By Melquiades Avila.
Warao female artisans, with facemask and their handicrafts on their backs, violated the confinement and took to the road in search of exchange of their products for food.
The reaction is provoked by the hunger that affects the indigenous families by the prolonged isolation due to the sanitary measures imposed by the Venezuelan authorities to prevent COVID-19.
Several sources confirmed that Warao families are in a critical situation in the communities located 20 kilometers from Tucupita. Waraos said to belong to ethnic groups displaced from their original communities. They also suffer health problems in their communities like HIV and malaria and severe shortages and unemployment.
You must read Warao native Venezuelans are dying of hunger: chieftains.
National Assembly lawmaker, and member of the Commission of Indigenous People, Larissa Gonzalez, said that “the Warao communities of the Delta are without water, without electricity, without schools. Hunger hits the children, women, and adults under the indolence gaze of the government,” she said.

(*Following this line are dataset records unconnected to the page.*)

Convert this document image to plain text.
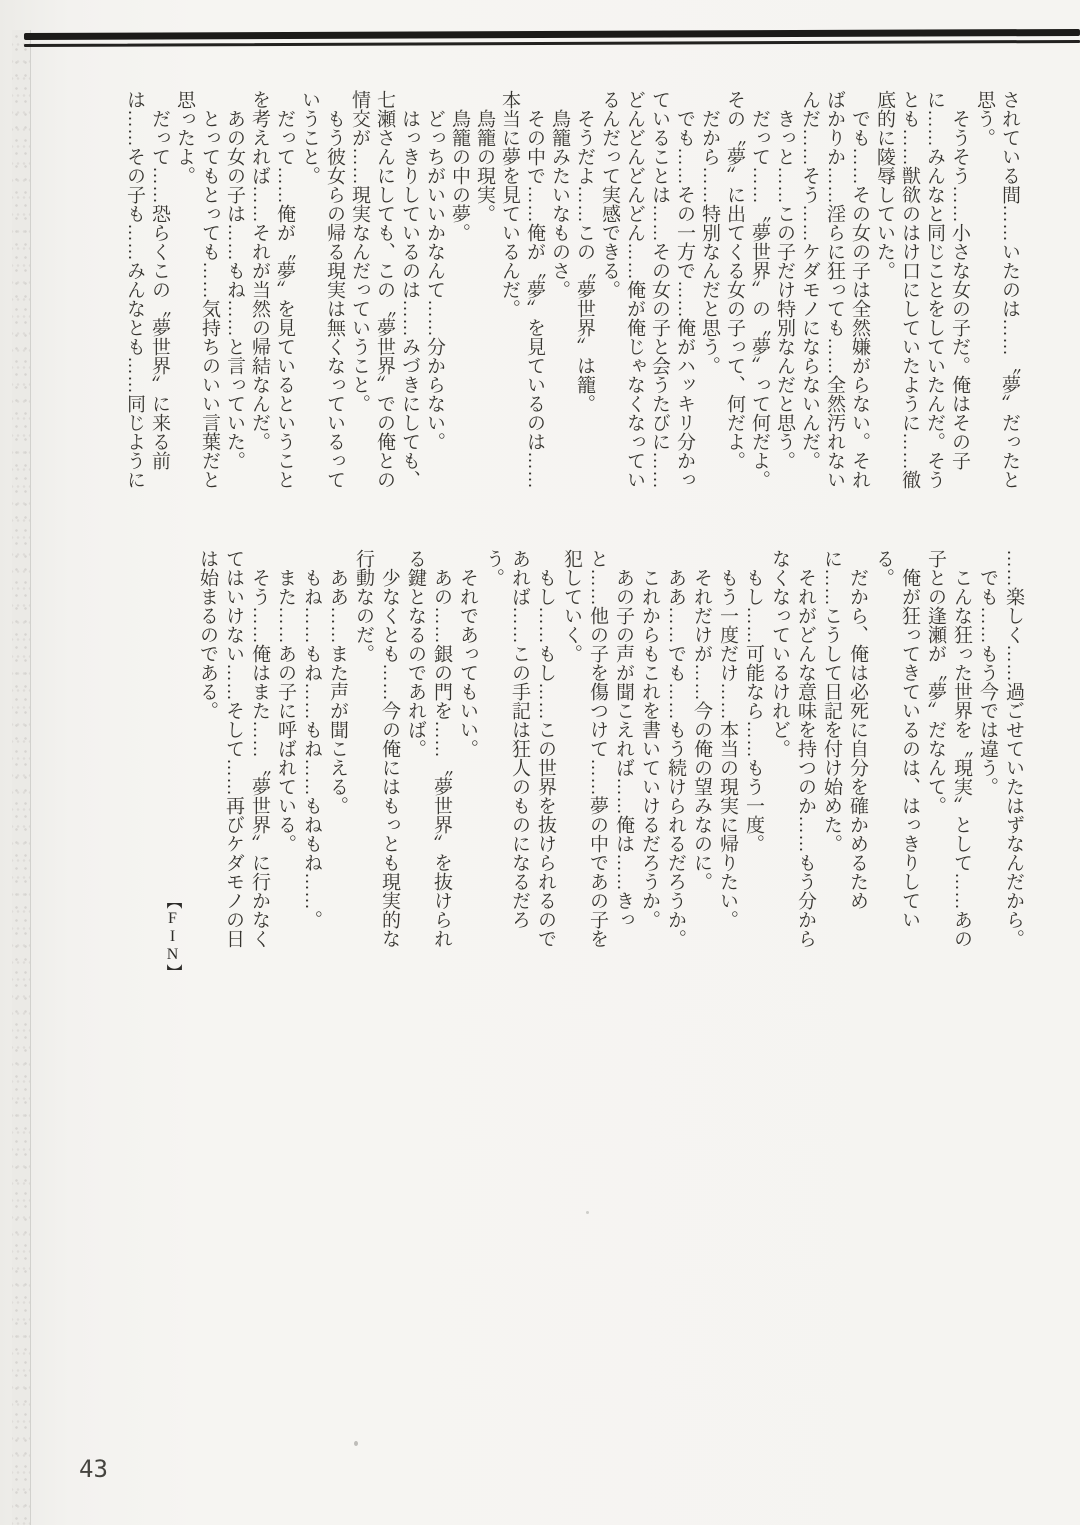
されている間……いたのは……〝夢〟だったと思う。

そうそう……小さな女の子だ。俺はその子に……みんなと同じことをしていたんだ。そうとも……獣欲のはけ口にしていたように……徹底的に陵辱していた。

でも……その女の子は全然嫌がらない。そればかりか……淫らに狂っても……全然汚れないんだ……そう……ケダモノにならないんだ。

きっと……この子だけ特別なんだと思う。

だって……〝夢世界〟の〝夢〟って何だよ。その〝夢〟に出てくる女の子って、何だよ。

だから……特別なんだと思う。

でも……その一方で……俺がハッキリ分かっていることは……その女の子と会うたびに……どんどんどんどん……俺が俺じゃなくなっているんだって実感できる。

そうだよ……この〝夢世界〟は籠。

鳥籠みたいなものさ。

その中で……俺が〝夢〟を見ているのは……本当に夢を見ているんだ。

鳥籠の現実。

鳥籠の中の夢。

どっちがいいかなんて……分からない。

はっきりしているのは……みづきにしても、七瀬さんにしても、この〝夢世界〟での俺との情交が……現実なんだっていうこと。

もう彼女らの帰る現実は無くなっているっていうこと。

だって……俺が〝夢〟を見ているということを考えれば……それが当然の帰結なんだ。

あの女の子は……もね……と言っていた。

とってもとっても……気持ちのいい言葉だと思ったよ。

だって……恐らくこの〝夢世界〟に来る前は……その子も……みんなとも……同じように

……楽しく……過ごせていたはずなんだから。

でも……もう今では違う。

こんな狂った世界を〝現実〟として……あの子との逢瀬が〝夢〟だなんて。

俺が狂ってきているのは、はっきりしている。

だから、俺は必死に自分を確かめるために……こうして日記を付け始めた。

それがどんな意味を持つのか……もう分からなくなっているけれど。

もし……可能なら……もう一度。

もう一度だけ……本当の現実に帰りたい。

それだけが……今の俺の望みなのに。

ああ……でも……もう続けられるだろうか。

これからもこれを書いていけるだろうか。

あの子の声が聞こえれば……俺は……きっと……他の子を傷つけて……夢の中であの子を犯していく。

もし……もし……この世界を抜けられるのであれば……この手記は狂人のものになるだろう。

それであってもいい。

あの……銀の門を……〝夢世界〟を抜けられる鍵となるのであれば。

少なくとも……今の俺にはもっとも現実的な行動なのだ。

ああ……また声が聞こえる。

もね……もね……もね……もねもね……。

また……あの子に呼ばれている。

そう……俺はまた……〝夢世界〟に行かなくてはいけない……そして……再びケダモノの日は始まるのである。

【FIN】
43
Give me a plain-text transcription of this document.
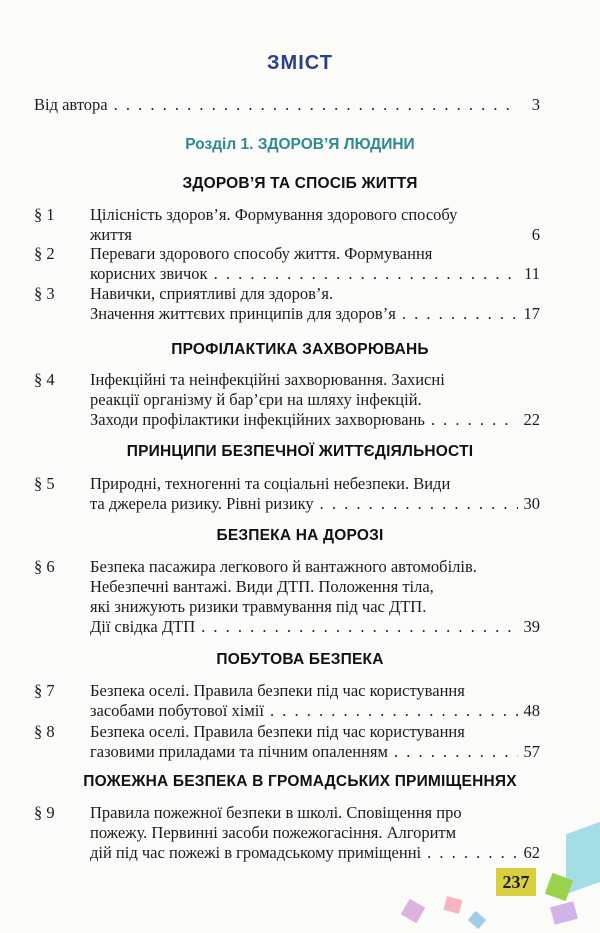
ЗМІСТ
Від автора . . .	3
Розділ 1. ЗДОРОВ’Я ЛЮДИНИ
ЗДОРОВ’Я ТА СПОСІБ ЖИТТЯ
§ 1 Цілісність здоров’я. Формування здорового способу
життя	6
§ 2 Переваги здорового способу життя. Формування
корисних звичок . . .	11
§ 3 Навички, сприятливі для здоров’я.
Значення життєвих принципів для здоров’я . . .	17
ПРОФІЛАКТИКА ЗАХВОРЮВАНЬ
§ 4 Інфекційні та неінфекційні захворювання. Захисні
реакції організму й бар’єри на шляху інфекцій.
Заходи профілактики інфекційних захворювань . . .	22
ПРИНЦИПИ БЕЗПЕЧНОЇ ЖИТТЄДІЯЛЬНОСТІ
§ 5 Природні, техногенні та соціальні небезпеки. Види
та джерела ризику. Рівні ризику . . .	30
БЕЗПЕКА НА ДОРОЗІ
§ 6 Безпека пасажира легкового й вантажного автомобілів.
Небезпечні вантажі. Види ДТП. Положення тіла,
які знижують ризики травмування під час ДТП.
Дії свідка ДТП . . .	39
ПОБУТОВА БЕЗПЕКА
§ 7 Безпека оселі. Правила безпеки під час користування
засобами побутової хімії . . .	48
§ 8 Безпека оселі. Правила безпеки під час користування
газовими приладами та пічним опаленням . . .	57
ПОЖЕЖНА БЕЗПЕКА В ГРОМАДСЬКИХ ПРИМІЩЕННЯХ
§ 9 Правила пожежної безпеки в школі. Сповіщення про
пожежу. Первинні засоби пожежогасіння. Алгоритм
дій під час пожежі в громадському приміщенні . . .	62
237
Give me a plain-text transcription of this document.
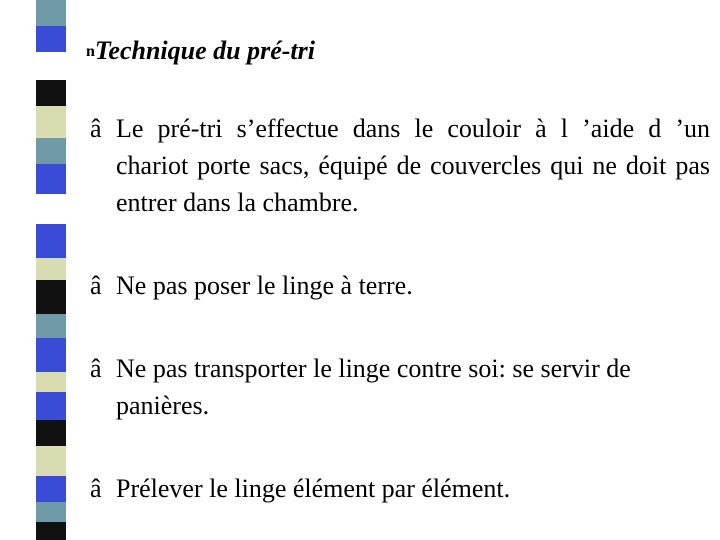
nTechnique du pré-tri
â Le pré-tri s’effectue dans le couloir à l ’aide d ’un chariot porte sacs, équipé de couvercles qui ne doit pas entrer dans la chambre.
â Ne pas poser le linge à terre.
â Ne pas transporter le linge contre soi: se servir de panières.
â Prélever le linge élément par élément.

The deputy described this situation as critical due to the isolation and also the health, food, and education deficiencies, which force them to abandon their communities.
Euclides Hernandez, a member of the Warao artisans association, says there is a collapse in the marketing of handcrafts due to the mandatory quarantine. “No artisan can reach the center of the city, which is why hunger is taking hold of Waraos families,” said Hernandez.
In the state of Delta Amacuro, the lack of transportation and the restriction of movement due to the lockdown harms the exchange and primary commercialization of 120 indigenous communities in the lower Delta and Pedernales, which means hunger, desolation, and misery in the most vulnerable communities in the area.